Can T2I with EF70-200mm f/4L USM lens at , ISO 1600 with Aperture Priority AE mode, 1/2000th sec at f/4.5 with no exposure compensation.

Cyber spore and the beginning of fall

Figure 1 - First touches of fall, (c)  DE Wolf 2013

Figure 1 – First touches of fall, (c) DE Wolf 2013

Today is the first full day of fall and I was greeted this morning with a message from Facebook about how exactly two years ago I had posted the photograph of Figure 1 on Facebook.  So two things:

First the picture is exactly how I am feeling. I went for a walk today at lunch around Fresh Pond and everything was warm and glorious. The colors haven’t quite achieved the autumnal impressionism that I love so much. But of course, with Photoshop I could fake it. I hope my readers will forgive me the repost. I like this IPhone image so much that I just have to repost it.

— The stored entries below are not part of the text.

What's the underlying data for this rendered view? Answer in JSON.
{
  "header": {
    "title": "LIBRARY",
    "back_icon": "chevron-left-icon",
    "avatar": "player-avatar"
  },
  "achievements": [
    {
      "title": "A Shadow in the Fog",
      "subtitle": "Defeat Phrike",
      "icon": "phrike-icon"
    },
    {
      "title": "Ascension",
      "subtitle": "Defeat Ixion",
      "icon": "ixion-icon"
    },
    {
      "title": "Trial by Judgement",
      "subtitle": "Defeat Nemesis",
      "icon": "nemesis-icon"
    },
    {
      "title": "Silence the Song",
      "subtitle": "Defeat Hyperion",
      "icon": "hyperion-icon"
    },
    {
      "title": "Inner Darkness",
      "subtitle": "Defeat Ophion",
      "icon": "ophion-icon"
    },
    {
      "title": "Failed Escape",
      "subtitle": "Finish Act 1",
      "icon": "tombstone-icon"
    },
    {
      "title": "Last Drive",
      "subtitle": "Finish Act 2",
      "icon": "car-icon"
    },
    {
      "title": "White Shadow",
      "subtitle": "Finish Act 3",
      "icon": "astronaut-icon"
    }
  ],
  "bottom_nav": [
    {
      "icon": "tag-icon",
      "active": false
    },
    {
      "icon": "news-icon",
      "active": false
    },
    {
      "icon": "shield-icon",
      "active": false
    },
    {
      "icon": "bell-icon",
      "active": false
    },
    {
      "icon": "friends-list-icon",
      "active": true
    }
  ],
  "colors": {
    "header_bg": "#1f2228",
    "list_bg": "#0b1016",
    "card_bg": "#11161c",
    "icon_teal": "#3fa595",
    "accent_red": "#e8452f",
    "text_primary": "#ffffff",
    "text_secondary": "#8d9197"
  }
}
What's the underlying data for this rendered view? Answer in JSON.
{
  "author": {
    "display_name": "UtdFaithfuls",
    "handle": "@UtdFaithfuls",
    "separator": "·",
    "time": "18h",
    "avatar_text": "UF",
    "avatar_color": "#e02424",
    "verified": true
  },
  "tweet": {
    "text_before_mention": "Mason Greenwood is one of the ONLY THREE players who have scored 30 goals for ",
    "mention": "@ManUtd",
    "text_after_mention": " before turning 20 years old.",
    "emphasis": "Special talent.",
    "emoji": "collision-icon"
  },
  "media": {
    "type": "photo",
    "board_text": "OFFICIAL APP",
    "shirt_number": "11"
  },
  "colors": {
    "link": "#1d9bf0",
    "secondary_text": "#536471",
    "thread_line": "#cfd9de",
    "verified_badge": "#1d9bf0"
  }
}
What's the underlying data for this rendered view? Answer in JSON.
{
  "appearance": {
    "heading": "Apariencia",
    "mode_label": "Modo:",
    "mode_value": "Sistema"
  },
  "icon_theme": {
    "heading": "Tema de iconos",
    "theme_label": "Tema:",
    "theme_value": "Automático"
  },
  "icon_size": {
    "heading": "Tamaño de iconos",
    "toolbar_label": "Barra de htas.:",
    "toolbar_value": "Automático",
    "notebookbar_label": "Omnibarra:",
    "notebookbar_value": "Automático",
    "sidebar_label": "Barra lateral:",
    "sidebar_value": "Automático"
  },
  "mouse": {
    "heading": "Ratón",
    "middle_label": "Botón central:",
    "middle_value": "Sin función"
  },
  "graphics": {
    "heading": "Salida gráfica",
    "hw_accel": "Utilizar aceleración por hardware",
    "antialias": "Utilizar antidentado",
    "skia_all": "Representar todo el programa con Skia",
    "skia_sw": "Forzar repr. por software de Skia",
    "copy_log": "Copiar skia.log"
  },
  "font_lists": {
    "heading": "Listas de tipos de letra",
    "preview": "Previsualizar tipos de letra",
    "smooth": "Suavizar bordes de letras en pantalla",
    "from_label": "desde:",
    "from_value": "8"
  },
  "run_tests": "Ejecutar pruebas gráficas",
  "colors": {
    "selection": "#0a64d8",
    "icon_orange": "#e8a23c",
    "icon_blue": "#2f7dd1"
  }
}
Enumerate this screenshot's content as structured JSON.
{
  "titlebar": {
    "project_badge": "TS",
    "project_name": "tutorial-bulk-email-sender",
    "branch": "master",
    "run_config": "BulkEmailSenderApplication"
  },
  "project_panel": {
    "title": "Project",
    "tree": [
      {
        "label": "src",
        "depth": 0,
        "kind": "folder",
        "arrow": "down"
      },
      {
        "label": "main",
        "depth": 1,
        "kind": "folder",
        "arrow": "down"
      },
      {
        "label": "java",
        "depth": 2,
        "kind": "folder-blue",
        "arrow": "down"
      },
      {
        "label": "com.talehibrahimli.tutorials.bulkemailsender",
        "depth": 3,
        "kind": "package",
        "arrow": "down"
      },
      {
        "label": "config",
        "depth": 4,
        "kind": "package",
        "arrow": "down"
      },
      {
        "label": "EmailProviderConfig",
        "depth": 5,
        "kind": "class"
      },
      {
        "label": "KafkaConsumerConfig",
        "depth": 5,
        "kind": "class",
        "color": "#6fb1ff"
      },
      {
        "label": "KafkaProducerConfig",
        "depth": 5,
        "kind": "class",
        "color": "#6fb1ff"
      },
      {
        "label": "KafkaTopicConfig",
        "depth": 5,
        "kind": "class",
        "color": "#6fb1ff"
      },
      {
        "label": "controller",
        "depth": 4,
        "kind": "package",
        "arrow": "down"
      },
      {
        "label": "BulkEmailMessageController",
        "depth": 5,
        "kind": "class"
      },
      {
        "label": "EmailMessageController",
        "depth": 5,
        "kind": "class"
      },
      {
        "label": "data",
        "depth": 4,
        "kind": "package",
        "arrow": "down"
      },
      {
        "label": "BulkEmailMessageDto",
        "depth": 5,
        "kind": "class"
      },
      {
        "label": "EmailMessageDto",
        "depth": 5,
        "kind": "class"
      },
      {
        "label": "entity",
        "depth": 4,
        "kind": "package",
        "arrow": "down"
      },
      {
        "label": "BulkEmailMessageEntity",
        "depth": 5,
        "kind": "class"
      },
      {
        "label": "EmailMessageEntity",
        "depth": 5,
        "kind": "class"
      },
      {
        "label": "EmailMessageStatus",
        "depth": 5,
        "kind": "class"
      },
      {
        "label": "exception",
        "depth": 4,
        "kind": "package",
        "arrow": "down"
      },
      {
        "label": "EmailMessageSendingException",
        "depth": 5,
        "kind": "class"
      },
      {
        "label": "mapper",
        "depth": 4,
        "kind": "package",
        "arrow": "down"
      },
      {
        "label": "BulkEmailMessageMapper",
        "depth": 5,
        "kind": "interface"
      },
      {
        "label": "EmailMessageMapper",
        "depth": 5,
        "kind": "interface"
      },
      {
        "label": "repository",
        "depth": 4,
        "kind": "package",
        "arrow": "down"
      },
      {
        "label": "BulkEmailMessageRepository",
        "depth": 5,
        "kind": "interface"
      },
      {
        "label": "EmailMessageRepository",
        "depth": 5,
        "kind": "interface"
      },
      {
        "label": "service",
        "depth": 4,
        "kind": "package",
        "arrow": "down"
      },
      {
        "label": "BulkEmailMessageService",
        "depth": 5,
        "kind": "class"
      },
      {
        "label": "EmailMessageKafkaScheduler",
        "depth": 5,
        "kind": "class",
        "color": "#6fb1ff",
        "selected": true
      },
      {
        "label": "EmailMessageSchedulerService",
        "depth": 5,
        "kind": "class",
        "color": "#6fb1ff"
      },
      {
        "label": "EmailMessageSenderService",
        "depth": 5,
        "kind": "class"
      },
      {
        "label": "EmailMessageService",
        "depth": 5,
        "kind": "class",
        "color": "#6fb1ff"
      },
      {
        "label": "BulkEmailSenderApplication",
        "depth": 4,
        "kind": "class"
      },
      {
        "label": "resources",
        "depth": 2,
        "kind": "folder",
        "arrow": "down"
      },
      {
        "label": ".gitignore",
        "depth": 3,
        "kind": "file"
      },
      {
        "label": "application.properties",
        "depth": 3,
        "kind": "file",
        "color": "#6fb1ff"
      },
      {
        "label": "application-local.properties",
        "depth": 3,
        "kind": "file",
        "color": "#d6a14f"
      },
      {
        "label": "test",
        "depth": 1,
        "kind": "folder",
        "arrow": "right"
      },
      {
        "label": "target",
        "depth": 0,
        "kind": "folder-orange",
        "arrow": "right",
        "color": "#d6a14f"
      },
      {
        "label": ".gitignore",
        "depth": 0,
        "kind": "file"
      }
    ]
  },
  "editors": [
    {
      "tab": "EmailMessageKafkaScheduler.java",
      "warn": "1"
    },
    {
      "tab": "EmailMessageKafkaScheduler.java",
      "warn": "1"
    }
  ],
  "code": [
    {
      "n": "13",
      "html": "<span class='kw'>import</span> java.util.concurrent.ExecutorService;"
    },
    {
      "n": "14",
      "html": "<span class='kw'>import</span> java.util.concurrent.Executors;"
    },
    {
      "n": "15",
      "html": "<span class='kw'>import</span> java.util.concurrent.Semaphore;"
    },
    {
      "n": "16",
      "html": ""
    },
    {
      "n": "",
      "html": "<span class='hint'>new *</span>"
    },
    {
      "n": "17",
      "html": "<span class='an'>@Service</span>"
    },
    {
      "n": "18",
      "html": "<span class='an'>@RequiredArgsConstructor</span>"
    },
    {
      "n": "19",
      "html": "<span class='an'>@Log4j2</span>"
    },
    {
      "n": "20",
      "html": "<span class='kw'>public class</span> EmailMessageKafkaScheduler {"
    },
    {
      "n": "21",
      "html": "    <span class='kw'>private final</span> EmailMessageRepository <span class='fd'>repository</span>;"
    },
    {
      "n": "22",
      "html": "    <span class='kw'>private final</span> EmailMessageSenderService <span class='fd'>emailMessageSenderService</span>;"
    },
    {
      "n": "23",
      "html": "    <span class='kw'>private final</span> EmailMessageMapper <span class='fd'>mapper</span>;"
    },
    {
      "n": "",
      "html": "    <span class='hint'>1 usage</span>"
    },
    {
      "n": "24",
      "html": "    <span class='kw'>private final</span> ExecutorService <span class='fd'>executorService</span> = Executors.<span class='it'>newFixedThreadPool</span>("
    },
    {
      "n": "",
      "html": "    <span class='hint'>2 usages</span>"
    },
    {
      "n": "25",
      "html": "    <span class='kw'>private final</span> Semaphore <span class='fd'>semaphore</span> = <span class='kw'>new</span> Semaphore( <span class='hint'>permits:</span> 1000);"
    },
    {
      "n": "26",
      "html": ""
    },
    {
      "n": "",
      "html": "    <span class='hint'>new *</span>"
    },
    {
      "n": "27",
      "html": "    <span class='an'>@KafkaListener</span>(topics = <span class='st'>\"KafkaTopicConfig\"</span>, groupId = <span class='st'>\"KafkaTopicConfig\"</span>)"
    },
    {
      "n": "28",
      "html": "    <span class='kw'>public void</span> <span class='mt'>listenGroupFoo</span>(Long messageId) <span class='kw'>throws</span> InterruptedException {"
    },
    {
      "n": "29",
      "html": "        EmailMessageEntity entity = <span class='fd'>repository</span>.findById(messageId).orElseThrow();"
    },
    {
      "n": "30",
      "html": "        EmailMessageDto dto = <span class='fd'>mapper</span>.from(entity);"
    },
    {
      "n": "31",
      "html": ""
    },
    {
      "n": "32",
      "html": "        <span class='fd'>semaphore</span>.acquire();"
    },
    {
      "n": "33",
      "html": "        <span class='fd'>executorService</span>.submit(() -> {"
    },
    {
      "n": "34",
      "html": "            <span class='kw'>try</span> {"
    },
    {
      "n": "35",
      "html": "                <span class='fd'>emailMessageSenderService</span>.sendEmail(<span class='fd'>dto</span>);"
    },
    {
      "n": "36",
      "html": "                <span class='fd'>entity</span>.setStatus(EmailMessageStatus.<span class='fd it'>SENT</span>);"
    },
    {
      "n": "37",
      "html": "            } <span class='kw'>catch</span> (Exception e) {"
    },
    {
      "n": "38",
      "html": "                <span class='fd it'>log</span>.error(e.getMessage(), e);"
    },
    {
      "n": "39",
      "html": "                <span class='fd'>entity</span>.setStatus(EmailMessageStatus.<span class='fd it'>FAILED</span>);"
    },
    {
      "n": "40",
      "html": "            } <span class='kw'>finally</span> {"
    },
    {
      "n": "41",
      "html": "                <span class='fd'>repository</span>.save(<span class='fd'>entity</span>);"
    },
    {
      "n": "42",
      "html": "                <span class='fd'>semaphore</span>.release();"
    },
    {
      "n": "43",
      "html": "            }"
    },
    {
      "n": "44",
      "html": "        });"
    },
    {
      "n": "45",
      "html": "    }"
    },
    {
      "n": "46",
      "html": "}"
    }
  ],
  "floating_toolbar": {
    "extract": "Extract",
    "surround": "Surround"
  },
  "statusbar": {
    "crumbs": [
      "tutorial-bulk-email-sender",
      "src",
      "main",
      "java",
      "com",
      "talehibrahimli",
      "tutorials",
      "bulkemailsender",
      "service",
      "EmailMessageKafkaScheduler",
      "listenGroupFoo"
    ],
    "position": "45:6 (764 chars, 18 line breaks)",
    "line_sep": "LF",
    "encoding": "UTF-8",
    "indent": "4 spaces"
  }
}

Second, what the hell is going on? Our trail now proceeds us like so much cyberspore.  Look at a product on the web and you will be plagued with it forever. And should we find ways to stop that then website purveyors are going to have to find new means of revenue, like charging us for visiting – gulp. Is this the return of the AOL model?  The other problem with being followed by your past is that not so subtle voice yelling: “Look at you. You were young and fat then, and now you are old and fatter.” It is so inescapable!

Soviet bus stops

A reader has brought to my attention some intriguing photographs by Canadian photographer Christopher Herwig of Soviet era bus stops. I know that it sounds esoteric, but these structures often in the “middle of nowhere” offered architects that rare moment of “out of the box” self-expression in an otherwise state-controlled artistic environment. Some are stark and imposing, some appeal to a sense of science fiction,  and others are whimsical. In all cases you try to imagine people standing their waiting endlessly for buses. Many of these structures are crumbling and fading away and they would otherwise fade into distant memory and ultimate oblivion were it not for Herwig and his efforts. He has been photographing these structures for twelve years and amazingly has amassed images of approximately one thousand structures and a book of his work entitled “Soviet Bus Stops,” has recently been published.

Oktoberfest

My wife and I were out driving around this afternoon and she commented on just how gorgeous the light was – September light. The weather in New England is perfect, crisp mornings with dry warm but not hot afternoons. Photographically, I tried unsuccessfully to get some good photographs at the new Boston Market – but a hoped for image of a hake lying on a bed of ice did not meet my standards, which was probably just as well. I feel for the fish, who yesterday morning was swimming in George’s Bank only to find himself lying on a bed of ice in the market and soon to be someone’s dinner.

I was looking for something photographically beautiful and fun this morning. To the point, in Germany it is the time of the Oktoberfest, and I found this smashing image by Sven Hoppe for the AP of the scene in one of the beer tents on the opening day of the 182nd Oktoberfest in Munich, Germany, on Sept. 19, 2015. What could be better and nothing could be wurst. Sorry!